Aujourd’hui, on connaît en tout et pour  tout vingt-et-une peintures de Léonard de Vinci, toutes conservées dans des musées à travers le monde. Toutes ? Non ! Exception faite de La Madone aux fuseaux (exécutée entre 1499 et 1501), une huile sur noyer dont la version originale est perdue. Il en existe plusieurs copies de grande qualité, dont une qui se trouve à l’heure actuelle entre des mains privées. Mais dans le cas du Salvator Mundi, son attribution est à part égale soutenue et contestée.

Quant à son histoire, elle compte tous les ingrédients pour passionner le grand public.

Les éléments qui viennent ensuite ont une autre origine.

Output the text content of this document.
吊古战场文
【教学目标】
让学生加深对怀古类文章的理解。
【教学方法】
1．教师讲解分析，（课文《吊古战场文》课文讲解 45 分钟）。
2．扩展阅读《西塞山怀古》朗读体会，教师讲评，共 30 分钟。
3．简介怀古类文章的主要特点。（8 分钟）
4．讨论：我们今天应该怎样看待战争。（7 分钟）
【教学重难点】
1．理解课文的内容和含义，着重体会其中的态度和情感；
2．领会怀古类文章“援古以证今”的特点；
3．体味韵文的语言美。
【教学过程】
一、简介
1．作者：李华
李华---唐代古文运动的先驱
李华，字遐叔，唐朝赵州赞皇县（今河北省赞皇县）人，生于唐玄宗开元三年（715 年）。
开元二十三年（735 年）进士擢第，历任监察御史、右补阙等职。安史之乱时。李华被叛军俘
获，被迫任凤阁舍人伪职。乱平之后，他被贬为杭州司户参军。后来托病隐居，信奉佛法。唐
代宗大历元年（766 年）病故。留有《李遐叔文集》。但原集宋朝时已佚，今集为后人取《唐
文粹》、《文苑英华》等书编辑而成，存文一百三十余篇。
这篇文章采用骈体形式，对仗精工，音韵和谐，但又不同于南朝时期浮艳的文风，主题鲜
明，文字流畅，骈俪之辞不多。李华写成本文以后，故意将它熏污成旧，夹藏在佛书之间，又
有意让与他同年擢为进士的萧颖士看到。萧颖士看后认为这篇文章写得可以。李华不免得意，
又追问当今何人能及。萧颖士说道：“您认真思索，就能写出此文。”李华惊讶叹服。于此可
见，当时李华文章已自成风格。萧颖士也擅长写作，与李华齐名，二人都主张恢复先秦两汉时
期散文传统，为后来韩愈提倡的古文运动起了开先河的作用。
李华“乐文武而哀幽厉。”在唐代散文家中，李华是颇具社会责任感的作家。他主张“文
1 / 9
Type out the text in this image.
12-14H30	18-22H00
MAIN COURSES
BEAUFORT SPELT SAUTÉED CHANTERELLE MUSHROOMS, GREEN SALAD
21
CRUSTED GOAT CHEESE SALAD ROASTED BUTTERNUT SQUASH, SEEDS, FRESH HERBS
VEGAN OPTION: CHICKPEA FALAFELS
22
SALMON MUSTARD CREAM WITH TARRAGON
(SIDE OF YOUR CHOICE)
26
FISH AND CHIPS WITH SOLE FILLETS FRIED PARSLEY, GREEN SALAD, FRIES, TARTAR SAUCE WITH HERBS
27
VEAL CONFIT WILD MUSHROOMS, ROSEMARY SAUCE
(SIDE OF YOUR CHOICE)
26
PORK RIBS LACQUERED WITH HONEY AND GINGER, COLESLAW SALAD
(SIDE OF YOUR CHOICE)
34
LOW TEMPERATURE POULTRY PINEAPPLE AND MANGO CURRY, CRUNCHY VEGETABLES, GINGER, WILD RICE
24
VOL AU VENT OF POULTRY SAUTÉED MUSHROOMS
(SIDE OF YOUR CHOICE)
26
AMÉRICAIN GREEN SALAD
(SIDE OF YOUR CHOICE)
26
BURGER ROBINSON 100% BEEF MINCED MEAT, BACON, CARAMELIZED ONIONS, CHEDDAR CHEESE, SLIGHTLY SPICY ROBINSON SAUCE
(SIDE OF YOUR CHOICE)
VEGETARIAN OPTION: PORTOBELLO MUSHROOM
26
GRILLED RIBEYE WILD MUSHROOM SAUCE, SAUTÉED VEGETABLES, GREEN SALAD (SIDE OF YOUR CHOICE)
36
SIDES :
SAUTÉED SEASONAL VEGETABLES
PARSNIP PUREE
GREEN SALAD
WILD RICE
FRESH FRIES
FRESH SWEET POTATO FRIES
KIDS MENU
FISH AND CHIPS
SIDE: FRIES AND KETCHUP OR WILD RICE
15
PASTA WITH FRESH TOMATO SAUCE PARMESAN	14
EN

Considérée comme perdue, l’œuvre montrant un Christ sauveur aurait été retrouvée dans le courant de l’année 2005, en Louisiane. Très abîmée, la peinture sur bois a été achetée conjointement par trois marchands américains, pour un peu moins de dix mille dollars. Les heureux propriétaires décidèrent ensuite de faire appel à une restauratrice américaine, Dianne Dwyer Modestini pour rendre tout son éclat à l’œuvre. Malheureusement, mal leur en a pris, car dans ce petit milieu professionnel, Modestini est tristement célèbre pour sa technique de restauration pudiquement qualifiée de « chargée ».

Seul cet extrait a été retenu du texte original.